Abby's story is McEnany's, of course.  A flashback scene to the 1990s that's related to her first encounter with Sweeney features Abby entering a party where a guy cruelly refers to her as Pat, snickering as if her presence in his space is a joke. McEnany says that is taken directly from memory.

"I was dating this young woman and I showed up after an improv show in those overalls, and that happened," she recalled "And it was , let's say, 1999 . . .  I walk in and I get called Pat and I was so tired. Walking into places like that I know it's just going to be like  I'm an alien, or I feel like I'm on a different planet because I don't understand.. I've avoided every place that is like that."

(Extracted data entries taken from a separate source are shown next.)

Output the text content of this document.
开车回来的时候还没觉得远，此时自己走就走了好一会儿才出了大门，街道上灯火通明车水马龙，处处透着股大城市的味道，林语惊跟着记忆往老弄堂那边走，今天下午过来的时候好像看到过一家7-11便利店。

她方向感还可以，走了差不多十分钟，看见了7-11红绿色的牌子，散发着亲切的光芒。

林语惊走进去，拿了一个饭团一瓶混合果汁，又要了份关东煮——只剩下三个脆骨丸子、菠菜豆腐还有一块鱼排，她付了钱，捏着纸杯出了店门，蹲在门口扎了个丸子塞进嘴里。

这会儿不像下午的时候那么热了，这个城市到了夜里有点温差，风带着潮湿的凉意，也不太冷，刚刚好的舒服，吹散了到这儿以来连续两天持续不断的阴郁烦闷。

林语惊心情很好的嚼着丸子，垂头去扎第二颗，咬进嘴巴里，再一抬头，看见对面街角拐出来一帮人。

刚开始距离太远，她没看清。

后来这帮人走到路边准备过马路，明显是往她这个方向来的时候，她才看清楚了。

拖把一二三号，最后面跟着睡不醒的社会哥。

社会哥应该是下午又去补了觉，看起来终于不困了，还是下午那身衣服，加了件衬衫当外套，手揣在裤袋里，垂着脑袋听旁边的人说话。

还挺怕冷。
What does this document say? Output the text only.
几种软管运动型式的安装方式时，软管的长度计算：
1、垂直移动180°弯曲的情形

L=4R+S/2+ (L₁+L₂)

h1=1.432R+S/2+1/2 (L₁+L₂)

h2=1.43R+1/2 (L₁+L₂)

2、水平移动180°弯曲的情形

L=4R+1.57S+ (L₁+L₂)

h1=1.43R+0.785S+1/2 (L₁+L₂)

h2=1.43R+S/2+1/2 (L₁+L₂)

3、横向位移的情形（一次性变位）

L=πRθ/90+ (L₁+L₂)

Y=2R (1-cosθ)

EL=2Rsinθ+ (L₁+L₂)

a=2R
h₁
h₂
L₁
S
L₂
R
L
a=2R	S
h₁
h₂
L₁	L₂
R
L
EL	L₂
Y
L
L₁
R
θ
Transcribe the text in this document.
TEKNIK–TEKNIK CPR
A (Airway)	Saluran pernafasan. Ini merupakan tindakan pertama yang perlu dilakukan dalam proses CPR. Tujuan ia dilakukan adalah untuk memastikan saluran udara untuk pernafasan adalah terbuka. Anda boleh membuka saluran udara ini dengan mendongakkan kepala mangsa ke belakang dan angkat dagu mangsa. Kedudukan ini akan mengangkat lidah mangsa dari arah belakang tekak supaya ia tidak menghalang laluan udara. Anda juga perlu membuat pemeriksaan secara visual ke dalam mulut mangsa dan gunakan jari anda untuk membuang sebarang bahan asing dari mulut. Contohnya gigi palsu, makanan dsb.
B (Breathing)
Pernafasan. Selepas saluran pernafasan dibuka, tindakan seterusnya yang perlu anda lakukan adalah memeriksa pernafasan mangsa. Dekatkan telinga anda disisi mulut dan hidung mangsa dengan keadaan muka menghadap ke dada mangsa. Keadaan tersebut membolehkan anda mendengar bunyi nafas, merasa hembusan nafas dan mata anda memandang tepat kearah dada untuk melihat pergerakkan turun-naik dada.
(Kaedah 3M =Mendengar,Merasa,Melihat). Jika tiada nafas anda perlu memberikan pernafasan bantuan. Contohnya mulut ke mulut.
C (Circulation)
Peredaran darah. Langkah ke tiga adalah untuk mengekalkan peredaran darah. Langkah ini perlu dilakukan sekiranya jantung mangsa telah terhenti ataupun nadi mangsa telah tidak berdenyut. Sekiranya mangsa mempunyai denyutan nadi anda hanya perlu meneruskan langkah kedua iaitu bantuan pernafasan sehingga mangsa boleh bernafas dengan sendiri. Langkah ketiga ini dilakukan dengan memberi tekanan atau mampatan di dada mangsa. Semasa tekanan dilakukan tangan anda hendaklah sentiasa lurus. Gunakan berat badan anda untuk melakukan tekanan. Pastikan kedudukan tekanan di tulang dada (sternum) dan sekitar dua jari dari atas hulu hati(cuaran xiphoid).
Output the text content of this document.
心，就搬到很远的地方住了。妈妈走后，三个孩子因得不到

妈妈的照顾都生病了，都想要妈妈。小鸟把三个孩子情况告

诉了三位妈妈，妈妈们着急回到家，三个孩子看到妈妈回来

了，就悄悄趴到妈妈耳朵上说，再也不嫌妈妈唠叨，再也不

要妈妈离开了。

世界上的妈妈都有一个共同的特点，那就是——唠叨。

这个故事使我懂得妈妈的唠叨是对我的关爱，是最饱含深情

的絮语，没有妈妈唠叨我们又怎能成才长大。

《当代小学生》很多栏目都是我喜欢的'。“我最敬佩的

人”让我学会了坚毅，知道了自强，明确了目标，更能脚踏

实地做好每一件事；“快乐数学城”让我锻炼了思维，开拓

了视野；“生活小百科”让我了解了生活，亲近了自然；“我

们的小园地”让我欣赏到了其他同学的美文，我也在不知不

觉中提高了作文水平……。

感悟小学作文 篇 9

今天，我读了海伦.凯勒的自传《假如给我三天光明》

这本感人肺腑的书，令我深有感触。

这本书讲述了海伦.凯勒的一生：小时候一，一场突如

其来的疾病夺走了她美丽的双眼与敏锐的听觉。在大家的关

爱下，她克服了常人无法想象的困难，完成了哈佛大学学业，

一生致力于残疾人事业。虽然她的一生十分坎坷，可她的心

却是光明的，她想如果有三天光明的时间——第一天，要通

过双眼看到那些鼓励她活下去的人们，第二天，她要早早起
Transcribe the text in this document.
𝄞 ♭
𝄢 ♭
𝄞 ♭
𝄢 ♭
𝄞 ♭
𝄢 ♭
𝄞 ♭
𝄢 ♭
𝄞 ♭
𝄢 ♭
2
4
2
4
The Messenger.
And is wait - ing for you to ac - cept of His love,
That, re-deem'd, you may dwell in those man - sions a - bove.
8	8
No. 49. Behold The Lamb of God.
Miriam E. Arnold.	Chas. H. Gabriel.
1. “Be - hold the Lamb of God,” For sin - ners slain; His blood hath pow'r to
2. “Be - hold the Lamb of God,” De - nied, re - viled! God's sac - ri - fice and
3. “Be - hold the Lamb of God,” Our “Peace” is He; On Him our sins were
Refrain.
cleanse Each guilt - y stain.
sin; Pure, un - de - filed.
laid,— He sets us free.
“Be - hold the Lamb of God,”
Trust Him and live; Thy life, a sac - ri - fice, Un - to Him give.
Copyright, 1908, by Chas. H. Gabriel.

McEnany continued, "The fact that in 1999, this 23-year-old woman named Katie kicked out her friend that said that to me? That is bonkers revolutionary, that is crazy."

What grows out of that moment – a conversation with the woman who created Pat that could mark the start of a friendship – is just as important to depict right now, in the era of so-called cancel culture.

The series' title, "Work in Progress," connotes room for growth, learning, and forgiveness. McEnany and Mason's view is that if Abby can find a way through life, people like Sweeney and others who made mistakes in the past can be allowed the possibility of evolving in the same way its heroine strives to do.

"Just because you f**ked up doesn't mean you're evil, right?" McEnany said. "You can make mistakes and be willing to learn and be like, 'Oh wait, okay, let me learn more about this and let's talk about it. I want to be better.' And I think that we don't have a lot of those opportunities right now, and that terrifies me."

Luckily she and her partners have created one restorative example, by way of this show.

"Work in Progress" airs Sundays at 11 p.m. on Showtime.